原因は警察の手続き上のミスによるものです。

どういうことかというと刑事訴訟法では公訴が提起された日から2ヶ月以内に起訴状の謄本を被告人に送達しなければ公訴提起の効力が失われると定められています。(刑事訴訟法第271条第2項)

この起訴状の謄本は裁判所が送ります。

今回、この事件の被告人は警察署に勾留されたまま起訴され、裁判中だったのですが、裁判所が送った起訴状の謄本が警察のミスにより被告人に届いていなかったのです。

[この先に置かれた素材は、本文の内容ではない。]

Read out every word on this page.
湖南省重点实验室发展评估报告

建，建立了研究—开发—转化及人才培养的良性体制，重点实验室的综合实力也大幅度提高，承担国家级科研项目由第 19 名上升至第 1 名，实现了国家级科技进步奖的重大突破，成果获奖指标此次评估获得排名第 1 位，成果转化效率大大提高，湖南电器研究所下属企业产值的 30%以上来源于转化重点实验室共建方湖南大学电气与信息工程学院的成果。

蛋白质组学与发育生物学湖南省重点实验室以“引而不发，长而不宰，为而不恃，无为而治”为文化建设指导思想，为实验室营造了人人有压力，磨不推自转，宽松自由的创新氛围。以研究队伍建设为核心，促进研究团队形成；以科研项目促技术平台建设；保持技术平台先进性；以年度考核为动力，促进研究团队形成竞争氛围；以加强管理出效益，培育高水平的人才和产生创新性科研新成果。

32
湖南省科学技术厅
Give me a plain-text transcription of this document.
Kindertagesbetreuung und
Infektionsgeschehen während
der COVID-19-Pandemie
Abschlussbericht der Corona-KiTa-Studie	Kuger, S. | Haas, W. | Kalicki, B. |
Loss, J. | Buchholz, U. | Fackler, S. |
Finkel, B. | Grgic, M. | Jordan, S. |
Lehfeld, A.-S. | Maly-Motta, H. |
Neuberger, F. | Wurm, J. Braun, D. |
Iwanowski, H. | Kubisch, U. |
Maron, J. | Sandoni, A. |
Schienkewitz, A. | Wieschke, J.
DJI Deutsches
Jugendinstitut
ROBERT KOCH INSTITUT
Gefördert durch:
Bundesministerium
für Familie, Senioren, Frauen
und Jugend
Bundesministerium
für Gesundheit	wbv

それが裁判中にわかり、判決に至らず釈放になってしまいました。

起訴状の送達ミスにより、釈放されるというのは今回が初めてのようです。

なぜ、このような規定があるかというと被告人に審判される内容を知らせて訴訟上の防御の準備をさせるためです。

そんな決まりがあるなら、起訴状が送達されないように逃げ回っていればよいのではないかと考える方がいらっしゃるかもしれませんが、そうはいきません。

居場所がわからなくならないように逮捕されたり勾留されたりするからです。

仮に身柄を拘束されない在宅事件で正式起訴された場合でも、裁判所からは特別送達という方法で送達されますし、正当な理由なく送達を拒んでも、差し置くことで送達が完了してしまいます。

それに被告人となっている場合は身柄を捜索されるのがオチです。

今回、どのような事情で被告人に起訴状の謄本が届いていなかったのか詳細は公表されていないようですが、手続きの内容から推測すると、単に起訴状の謄本を渡し忘れていたとか、そういう単純なミスではないかと思います。

早良警察署の署長は「重く受け止め、心からお詫び申し上げます。県警本部と連携のうえ、再発防止に取り組んで参ります」と謝罪のコメントを出しています。